A five-point consensus was signed by the ASEAN member states and the Myanmar junta in April 2021 to put an end to the violence, seek a negotiated solution to the conflict and address the humanitarian crisis.

As APHR has repeatedly stated, Min Aung Hlaing has not shown any willingness to comply with its terms from the beginning.

The report of the International Parliamentary Inquiry into the global response to the crisis in Myanmar (IPI), organized by APHR, urged ASEAN to abandon the Five Point Consensus in its present form, as it has failed.

“As we demanded in our IPI report, ASEAN should engage the National Unity Government (NUG) of Myanmar, as the legitimate authority of the country, re-negotiate a new consensus with it and align ethnic organizations. ASEAN decided early on not to invite representatives of the junta to high-level meetings, and countries like Malaysia and its current Chair, Indonesia, have shown a willingness to engage the NUG. By meeting Ming Aung Hlaing, Thailand is undermining those efforts and furthering divisions within the regional group,” said Santiago.

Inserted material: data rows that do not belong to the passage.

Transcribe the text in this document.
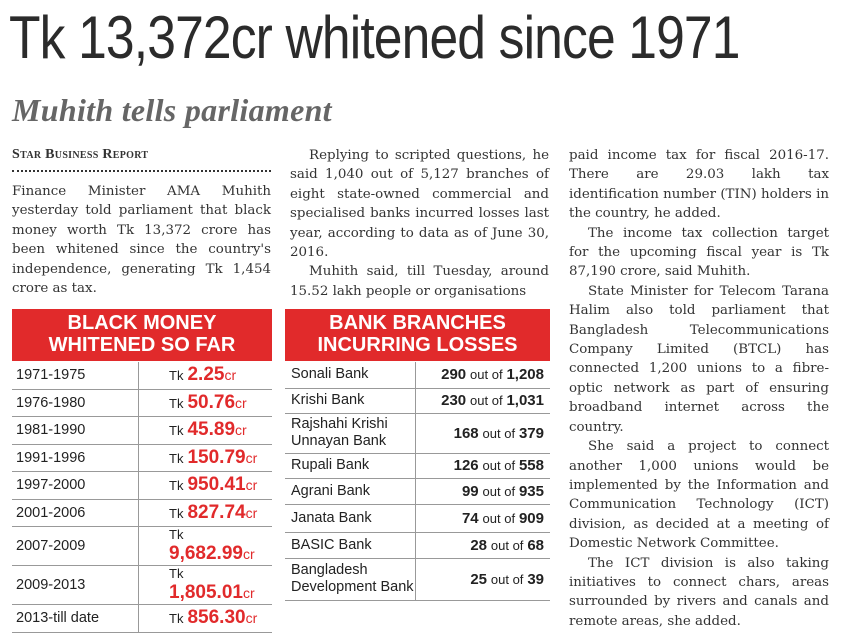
Tk 13,372cr whitened since 1971
Muhith tells parliament
Star Business Report

Finance Minister AMA Muhith yesterday told parliament that black money worth Tk 13,372 crore has been whitened since the country's independence, generating Tk 1,454 crore as tax.

Replying to scripted questions, he said 1,040 out of 5,127 branches of eight state-owned commercial and specialised banks incurred losses last year, according to data as of June 30, 2016.

Muhith said, till Tuesday, around 15.52 lakh people or organisations

paid income tax for fiscal 2016-17. There are 29.03 lakh tax identification number (TIN) holders in the country, he added.

The income tax collection target for the upcoming fiscal year is Tk 87,190 crore, said Muhith.

State Minister for Telecom Tarana Halim also told parliament that Bangladesh Telecommunications Company Limited (BTCL) has connected 1,200 unions to a fibre-optic network as part of ensuring broadband internet across the country.

She said a project to connect another 1,000 unions would be implemented by the Information and Communication Technology (ICT) division, as decided at a meeting of Domestic Network Committee.

The ICT division is also taking initiatives to connect chars, areas surrounded by rivers and canals and remote areas, she added.

BLACK MONEY
WHITENED SO FAR
1971-1975	Tk 2.25cr
1976-1980	Tk 50.76cr
1981-1990	Tk 45.89cr
1991-1996	Tk 150.79cr
1997-2000	Tk 950.41cr
2001-2006	Tk 827.74cr
2007-2009	Tk 9,682.99cr
2009-2013	Tk 1,805.01cr
2013-till date	Tk 856.30cr
BANK BRANCHES
INCURRING LOSSES
Sonali Bank	290 out of 1,208
Krishi Bank	230 out of 1,031
Rajshahi Krishi Unnayan Bank	168 out of 379
Rupali Bank	126 out of 558
Agrani Bank	99 out of 935
Janata Bank	74 out of 909
BASIC Bank	28 out of 68
Bangladesh Development Bank	25 out of 39
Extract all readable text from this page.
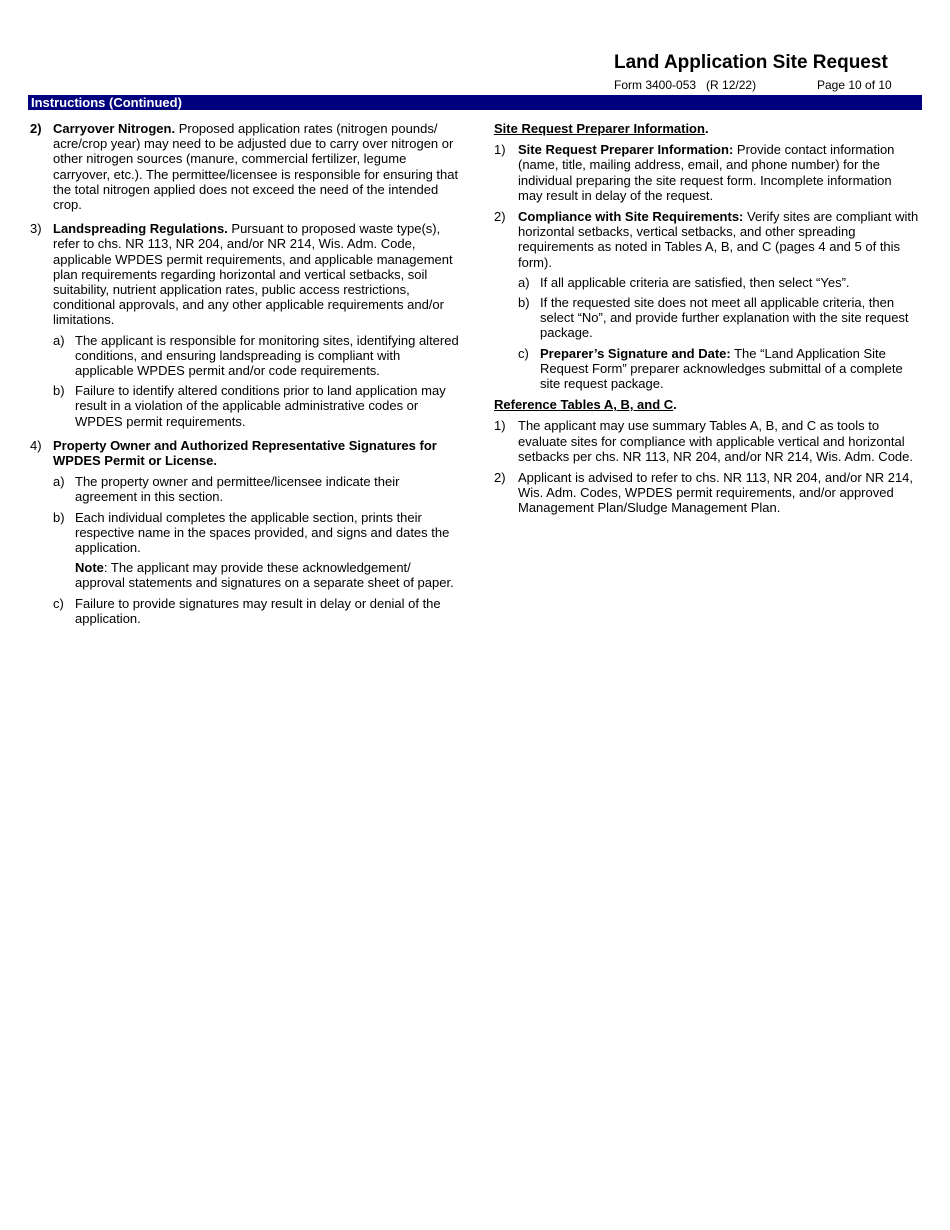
Land Application Site Request
Form 3400-053   (R 12/22)	Page 10 of 10
Instructions (Continued)
2) Carryover Nitrogen. Proposed application rates (nitrogen pounds/ acre/crop year) may need to be adjusted due to carry over nitrogen or other nitrogen sources (manure, commercial fertilizer, legume carryover, etc.). The permittee/licensee is responsible for ensuring that the total nitrogen applied does not exceed the need of the intended crop.
3) Landspreading Regulations. Pursuant to proposed waste type(s), refer to chs. NR 113, NR 204, and/or NR 214, Wis. Adm. Code, applicable WPDES permit requirements, and applicable management plan requirements regarding horizontal and vertical setbacks, soil suitability, nutrient application rates, public access restrictions, conditional approvals, and any other applicable requirements and/or limitations.
a) The applicant is responsible for monitoring sites, identifying altered conditions, and ensuring landspreading is compliant with applicable WPDES permit and/or code requirements.
b) Failure to identify altered conditions prior to land application may result in a violation of the applicable administrative codes or WPDES permit requirements.
4) Property Owner and Authorized Representative Signatures for WPDES Permit or License.
a) The property owner and permittee/licensee indicate their agreement in this section.
b) Each individual completes the applicable section, prints their respective name in the spaces provided, and signs and dates the application.
Note: The applicant may provide these acknowledgement/ approval statements and signatures on a separate sheet of paper.
c) Failure to provide signatures may result in delay or denial of the application.
Site Request Preparer Information.
1) Site Request Preparer Information: Provide contact information (name, title, mailing address, email, and phone number) for the individual preparing the site request form. Incomplete information may result in delay of the request.
2) Compliance with Site Requirements: Verify sites are compliant with horizontal setbacks, vertical setbacks, and other spreading requirements as noted in Tables A, B, and C (pages 4 and 5 of this form).
a) If all applicable criteria are satisfied, then select “Yes”.
b) If the requested site does not meet all applicable criteria, then select “No”, and provide further explanation with the site request package.
c) Preparer’s Signature and Date: The “Land Application Site Request Form” preparer acknowledges submittal of a complete site request package.
Reference Tables A, B, and C.
1) The applicant may use summary Tables A, B, and C as tools to evaluate sites for compliance with applicable vertical and horizontal setbacks per chs. NR 113, NR 204, and/or NR 214, Wis. Adm. Code.
2) Applicant is advised to refer to chs. NR 113, NR 204, and/or NR 214, Wis. Adm. Codes, WPDES permit requirements, and/or approved Management Plan/Sludge Management Plan.
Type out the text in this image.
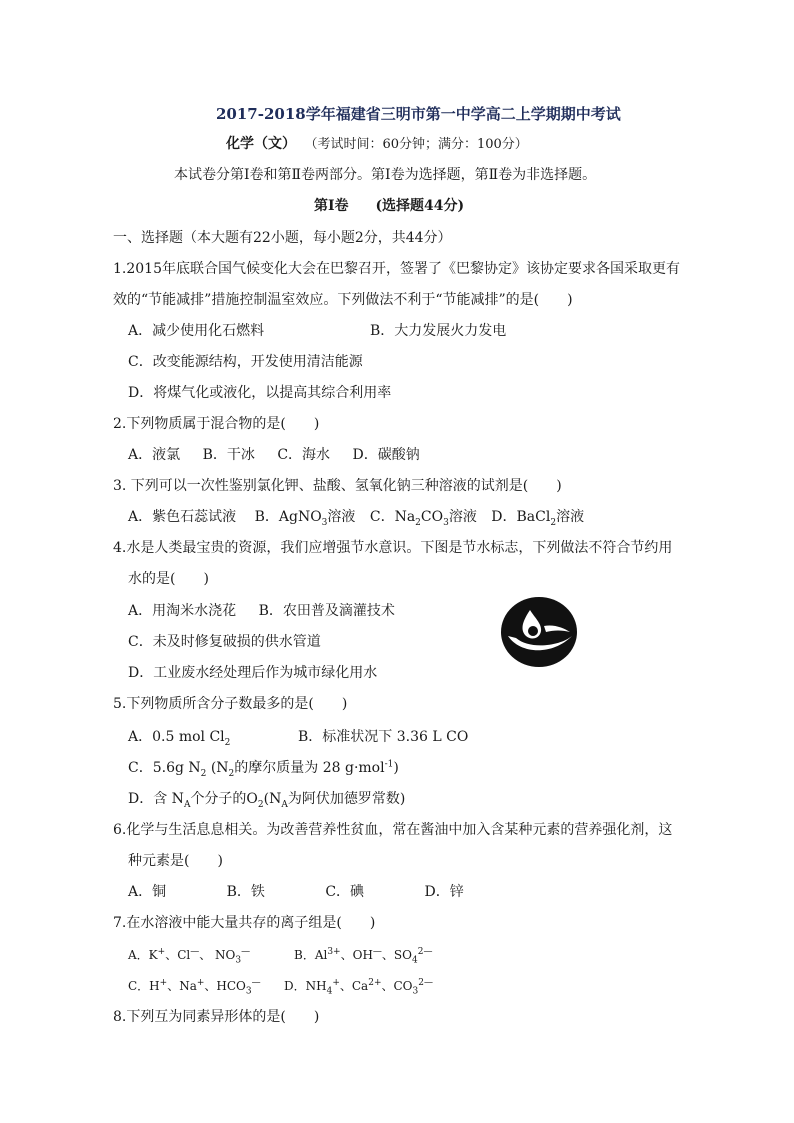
2017-2018学年福建省三明市第一中学高二上学期期中考试
化学（文） （考试时间：60分钟；满分：100分）
本试卷分第Ⅰ卷和第Ⅱ卷两部分。第Ⅰ卷为选择题，第Ⅱ卷为非选择题。
第Ⅰ卷 (选择题44分)
一、选择题（本大题有22小题，每小题2分，共44分）
1.2015年底联合国气候变化大会在巴黎召开，签署了《巴黎协定》该协定要求各国采取更有
效的“节能减排”措施控制温室效应。下列做法不利于“节能减排”的是(　　)
A．减少使用化石燃料	B．大力发展火力发电
C．改变能源结构，开发使用清洁能源
D．将煤气化或液化，以提高其综合利用率
2.下列物质属于混合物的是(　　)
A．液氯 B．干冰 C．海水 D．碳酸钠
3. 下列可以一次性鉴别氯化钾、盐酸、氢氧化钠三种溶液的试剂是(　　)
A．紫色石蕊试液 B．AgNO$_3$溶液 C．$Na_2CO_3$溶液 D．BaCl$_2$溶液
4.水是人类最宝贵的资源，我们应增强节水意识。下图是节水标志，下列做法不符合节约用
水的是(　　)
A．用淘米水浇花 B．农田普及滴灌技术
C．未及时修复破损的供水管道
D．工业废水经处理后作为城市绿化用水
5.下列物质所含分子数最多的是(　　)
A．0.5 mol $Cl_2$	B．标准状况下 3.36 L CO
C．5.6g $N_2$ ($N_2$的摩尔质量为 28 g·mol$^{-1}$)
D．含 $N_A$个分子的$O_2(N_A$为阿伏加德罗常数)
6.化学与生活息息相关。为改善营养性贫血，常在酱油中加入含某种元素的营养强化剂，这
种元素是(　　)
A．铜	B．铁	C．碘	D．锌
7.在水溶液中能大量共存的离子组是(　　)
A．K+、Cl—、 $NO_3^—$	B．$Al^{3+}$、OH—、$SO_4^{2—}$
C．H+、Na+、$HCO_3^—$ D．$NH_4^+$、$Ca^{2+}$、$CO_3^{2—}$
8.下列互为同素异形体的是(　　)
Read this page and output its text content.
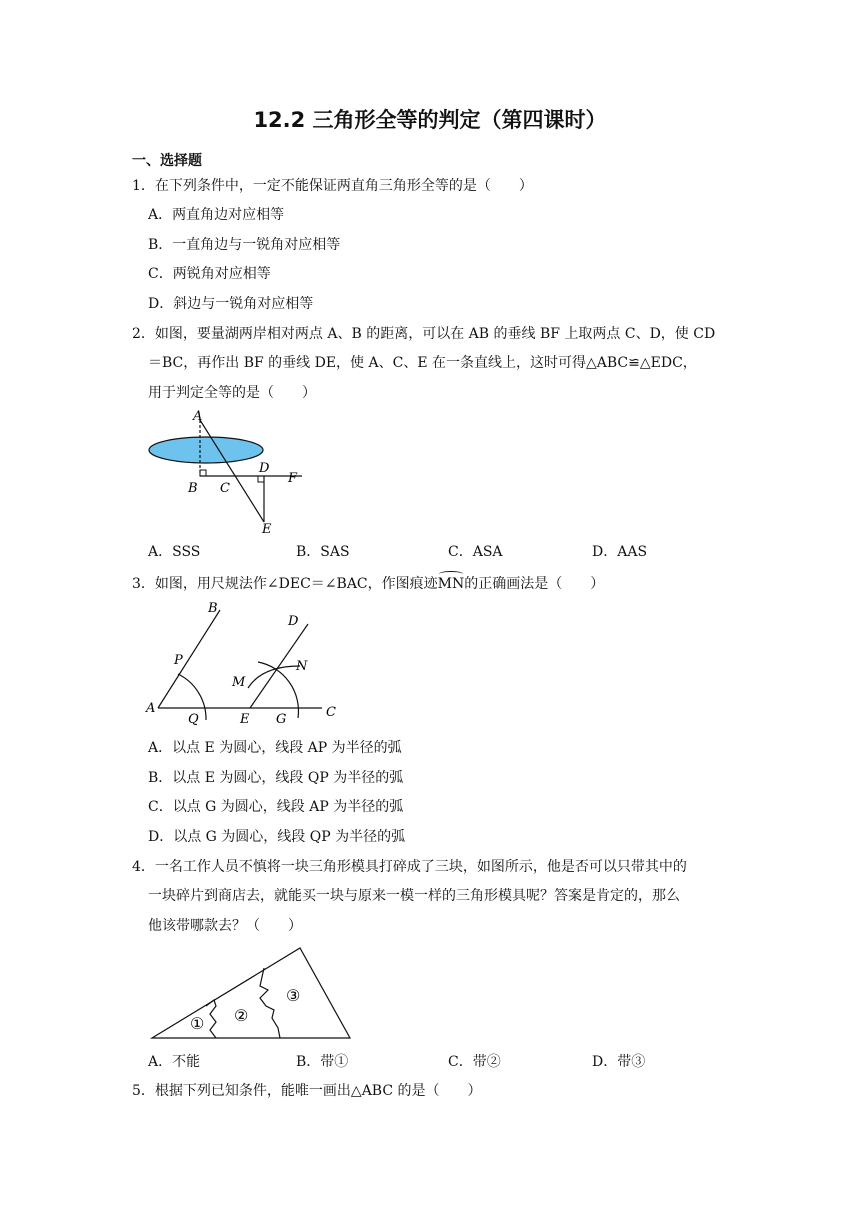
12.2 三角形全等的判定（第四课时）
一、选择题
1．在下列条件中，一定不能保证两直角三角形全等的是（　　）
A．两直角边对应相等
B．一直角边与一锐角对应相等
C．两锐角对应相等
D．斜边与一锐角对应相等
2．如图，要量湖两岸相对两点 A、B 的距离，可以在 AB 的垂线 BF 上取两点 C、D，使 CD
＝BC，再作出 BF 的垂线 DE，使 A、C、E 在一条直线上，这时可得△ABC≌△EDC，
用于判定全等的是（　　）
A
B C
D
F
E
A．SSS	B．SAS	C．ASA	D．AAS
3．如图，用尺规法作∠DEC＝∠BAC，作图痕迹
MN的正确画法是（　　）
B
P
A
Q
D
N
M
E G	C
A．以点 E 为圆心，线段 AP 为半径的弧
B．以点 E 为圆心，线段 QP 为半径的弧
C．以点 G 为圆心，线段 AP 为半径的弧
D．以点 G 为圆心，线段 QP 为半径的弧
4．一名工作人员不慎将一块三角形模具打碎成了三块，如图所示，他是否可以只带其中的
一块碎片到商店去，就能买一块与原来一模一样的三角形模具呢？答案是肯定的，那么
他该带哪款去？（　　）
① ②
③
A．不能	B．带①	C．带②	D．带③
5．根据下列已知条件，能唯一画出△ABC 的是（　　）
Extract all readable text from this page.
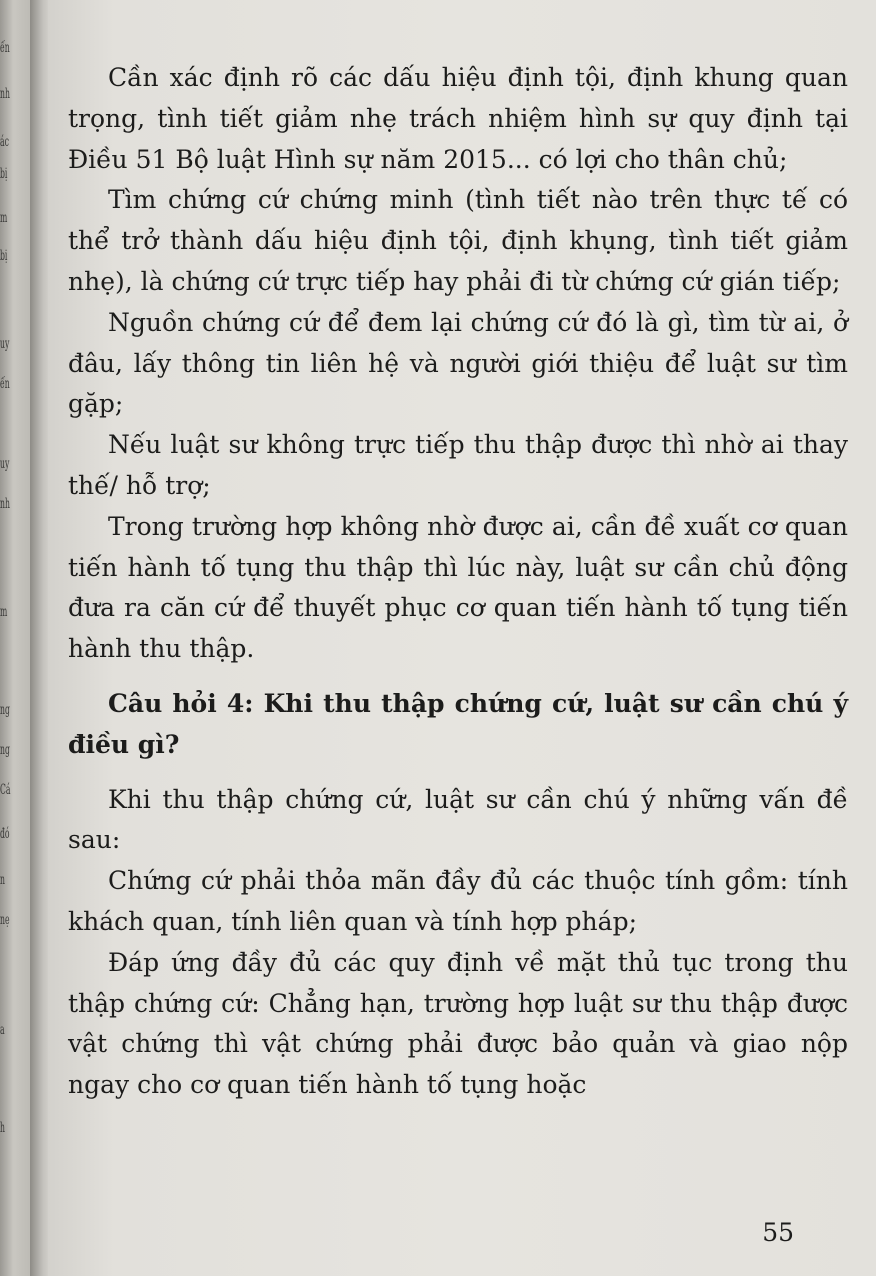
ến
nh
ác
bị
m
bị
uy
ến
uy
nh
m
ng
ng
Cá
đó
n
nẹ
a
h

Cần xác định rõ các dấu hiệu định tội, định khung quan trọng, tình tiết giảm nhẹ trách nhiệm hình sự quy định tại Điều 51 Bộ luật Hình sự năm 2015... có lợi cho thân chủ;

Tìm chứng cứ chứng minh (tình tiết nào trên thực tế có thể trở thành dấu hiệu định tội, định khụng, tình tiết giảm nhẹ), là chứng cứ trực tiếp hay phải đi từ chứng cứ gián tiếp;

Nguồn chứng cứ để đem lại chứng cứ đó là gì, tìm từ ai, ở đâu, lấy thông tin liên hệ và người giới thiệu để luật sư tìm gặp;

Nếu luật sư không trực tiếp thu thập được thì nhờ ai thay thế/ hỗ trợ;

Trong trường hợp không nhờ được ai, cần đề xuất cơ quan tiến hành tố tụng thu thập thì lúc này, luật sư cần chủ động đưa ra căn cứ để thuyết phục cơ quan tiến hành tố tụng tiến hành thu thập.

Câu hỏi 4: Khi thu thập chứng cứ, luật sư cần chú ý điều gì?

Khi thu thập chứng cứ, luật sư cần chú ý những vấn đề sau:

Chứng cứ phải thỏa mãn đầy đủ các thuộc tính gồm: tính khách quan, tính liên quan và tính hợp pháp;

Đáp ứng đầy đủ các quy định về mặt thủ tục trong thu thập chứng cứ: Chẳng hạn, trường hợp luật sư thu thập được vật chứng thì vật chứng phải được bảo quản và giao nộp ngay cho cơ quan tiến hành tố tụng hoặc

55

In this vein, Thailand hosted a meeting in December to discuss the crisis in Myanmar, attended by the foreign ministers of the Myanmar junta, Laos and Cambodia, as well as the deputy foreign minister of Vietnam. Significantly, Malaysia, the Philippines, Indonesia and Singapore did not attend.

Thailand and Myanmar share a border of over 2,400 kilometers, and the attacks by the junta have displaced hundreds of thousands.

Yet Thailand refuses to accept refugees fleeing the onslaught of the Myanmar military on the other side of the border, often pushing back those who cross it after a few days or even a few hours, as human rights organizations have often denounced in the last two years.

Asylum seekers from the neighboring country do not fare much better in Thailand, where they have no legal protection and live in constant fear of deportation.

“Thailand has a history of welcoming refugees from Laos, Cambodia or Vietnam since the 20th-century wars in Indochina. The government should open its borders to the refugees fleeing war in the Myanmar ethnic states along its borders, and provide legal protections to those who seek political asylum, including defectors from the Myanmar military. It should also facilitate cross-border aid by local civil society organizations and international NGOs. Once again, on these issues the main interlocutors the Thai government should engage with in Myanmar are the NUG, aligned ethnic organizations, and the vibrant civil society, not a criminal military completely unable to solve the crisis it has created,” said Santiago.